My answer would be threefold. Firstly, MPs are not elected because voters agree with absolutely every position they take. Indeed, for some issues, like nanotechnology or geoengineering, they probably haven’t even formed a view at the time of the election. Yet the decisions they take about regulation will affect us for decades to come. For issues such as these there isn’t even a right answer; there are a series of trade-offs that need to be balanced. The public must be deeply involved in that balancing act.

Secondly, any infrastructure of engagement that is developed won’t be tackling every issue under the sun like Parliament has to. If it is to be effective, it is going to require time and energy from government and from citizens. So it can only be about a small number of critical which will affect us far into the future.

*

Finally, this isn’t a call from the wilderness. From Cameron’s MyAid proposal, to the Treasury’s Spending Challenge, and Gordon Brown’s citizen juries, MPs and Ministers from all parties are proposing and establishing structures to engage the public increasingly frequently. They recognise the need.
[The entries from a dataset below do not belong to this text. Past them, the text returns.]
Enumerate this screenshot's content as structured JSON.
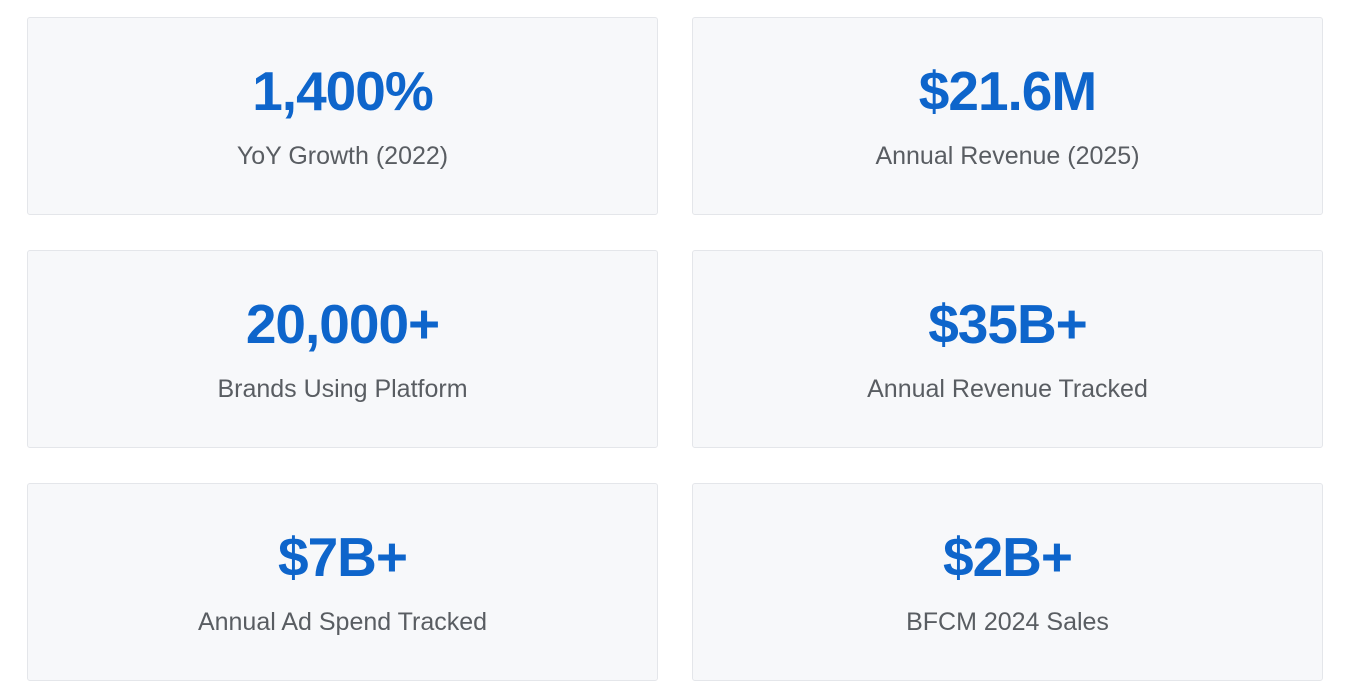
{
  "colors": {
    "accent": "#0e65cb",
    "label": "#595d62",
    "card-bg": "#f7f8fa",
    "card-border": "#e4e6ea",
    "page-bg": "#ffffff"
  },
  "cards": [
    {
      "value": "1,400%",
      "label": "YoY Growth (2022)"
    },
    {
      "value": "$21.6M",
      "label": "Annual Revenue (2025)"
    },
    {
      "value": "20,000+",
      "label": "Brands Using Platform"
    },
    {
      "value": "$35B+",
      "label": "Annual Revenue Tracked"
    },
    {
      "value": "$7B+",
      "label": "Annual Ad Spend Tracked"
    },
    {
      "value": "$2B+",
      "label": "BFCM 2024 Sales"
    }
  ]
}
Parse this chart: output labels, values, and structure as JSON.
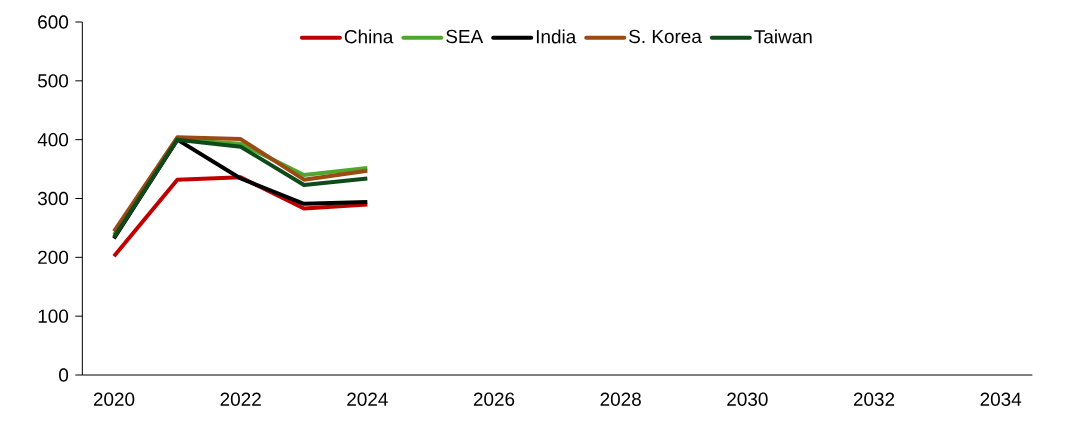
{
  "chart_data": {
    "type": "line",
    "categories": [
      "2020",
      null,
      "2022",
      null,
      "2024",
      null,
      "2026",
      null,
      "2028",
      null,
      "2030",
      null,
      "2032",
      null,
      "2034"
    ],
    "series": [
      {
        "name": "China",
        "color": "#c00000",
        "values": [
          202,
          332,
          336,
          283,
          290,
          null,
          null,
          null,
          null,
          null,
          null,
          null,
          null,
          null,
          null
        ]
      },
      {
        "name": "SEA",
        "color": "#4ea72e",
        "values": [
          238,
          400,
          393,
          340,
          352,
          null,
          null,
          null,
          null,
          null,
          null,
          null,
          null,
          null,
          null
        ]
      },
      {
        "name": "India",
        "color": "#000000",
        "values": [
          232,
          400,
          334,
          291,
          294,
          null,
          null,
          null,
          null,
          null,
          null,
          null,
          null,
          null,
          null
        ]
      },
      {
        "name": "S. Korea",
        "color": "#9c4a14",
        "values": [
          244,
          404,
          401,
          332,
          347,
          null,
          null,
          null,
          null,
          null,
          null,
          null,
          null,
          null,
          null
        ]
      },
      {
        "name": "Taiwan",
        "color": "#0e4a1a",
        "values": [
          234,
          400,
          388,
          323,
          334,
          null,
          null,
          null,
          null,
          null,
          null,
          null,
          null,
          null,
          null
        ]
      }
    ],
    "ylim": [
      0,
      600
    ],
    "yticks": [
      0,
      100,
      200,
      300,
      400,
      500,
      600
    ],
    "grid": false,
    "legend": "top",
    "marker": "none",
    "line_style": "solid"
  }
}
What they are struggling with is finding ways to connect these processes to the systems of government and to give them real power so that the voices of citizens really make a difference.

Suggesting that government develops infrastructure for citizen engagement goes against all that the Big Society is supposed to be promoting and this post risks being seen as irrelevant to many in government. However, I’d argue that, notwithstanding all of the arguments above, even if government did get out of the way and leave things to citizens in a Big Society sort of way, it would still need to find ways to listen to and engage with citizens groups if only to aggregate preferences and target funding effectively. The changing nature of the world is requiring government to develop a different relationship with citizens. The question is how it can best do this. 

Simon Burall is director of Involve, an organisation that designs and promotes processes for public participation in government.